Sukkot—also known as the harvest festival—is actually the reason that one of our favorite Jewish holidays (hint: may or may not have included some miraculous, long-lasting oil) exists in the first place. Traditionally, Sukkot celebrations include kreplach, a meat and potato-filled dumpling in chicken broth, and a variety of foods (like these butternut squash tacos) to honor the holiday’s harvest origins. We love eating local, but Sukkot is missing that extra oomph in its cuisine.
While matzo is reminiscent of cardboard, the food at the Seder is incomparable. Who could say no to matzo ball soup and flourless chocolate cake? Passover is our chance to experiment with the gluten-free ~lifestyle~ and to attempt at making glorified crackers edible. We appreciate the challenge, but maybe not for eight days.

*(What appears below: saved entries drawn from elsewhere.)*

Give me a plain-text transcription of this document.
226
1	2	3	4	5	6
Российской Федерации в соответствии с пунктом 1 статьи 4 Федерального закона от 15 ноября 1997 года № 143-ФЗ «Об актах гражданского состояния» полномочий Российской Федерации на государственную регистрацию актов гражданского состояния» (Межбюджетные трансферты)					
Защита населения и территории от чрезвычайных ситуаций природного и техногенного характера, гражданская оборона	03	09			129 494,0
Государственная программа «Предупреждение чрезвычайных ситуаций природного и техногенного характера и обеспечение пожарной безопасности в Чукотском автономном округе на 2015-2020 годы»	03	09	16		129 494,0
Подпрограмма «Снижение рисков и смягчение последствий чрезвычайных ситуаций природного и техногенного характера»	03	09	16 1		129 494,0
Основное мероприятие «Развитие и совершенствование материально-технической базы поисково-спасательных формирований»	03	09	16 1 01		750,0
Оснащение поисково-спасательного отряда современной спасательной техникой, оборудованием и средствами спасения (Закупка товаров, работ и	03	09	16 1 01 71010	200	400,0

Latkes, whether eaten with apple sauce or sour cream, are definitely fried potato joy. They are also a pain to make and super messy, which keeps Hannukah out of the top spot.
Hamentaschen, jelly doughnuts, oy vey! Definitely some delicious treats available on this holiday. Also, what better way to say “f*** off” to a villain than to figuratively eat their head?
1. Yom Kippur
This may seem counter intuitive because you literally can’t eat all day. However, break fast (not a typo, we literally “break” our day-long fast) makes it all worth it. Nothing is better than a good bagel and lox after a long day of starvation. Coupled with sweet noodle kugle, it is perfection.
While there are definitely highs and lows, in the end it’s all shades of gray, because you know when you’re eating Jewish food, you’re eating well.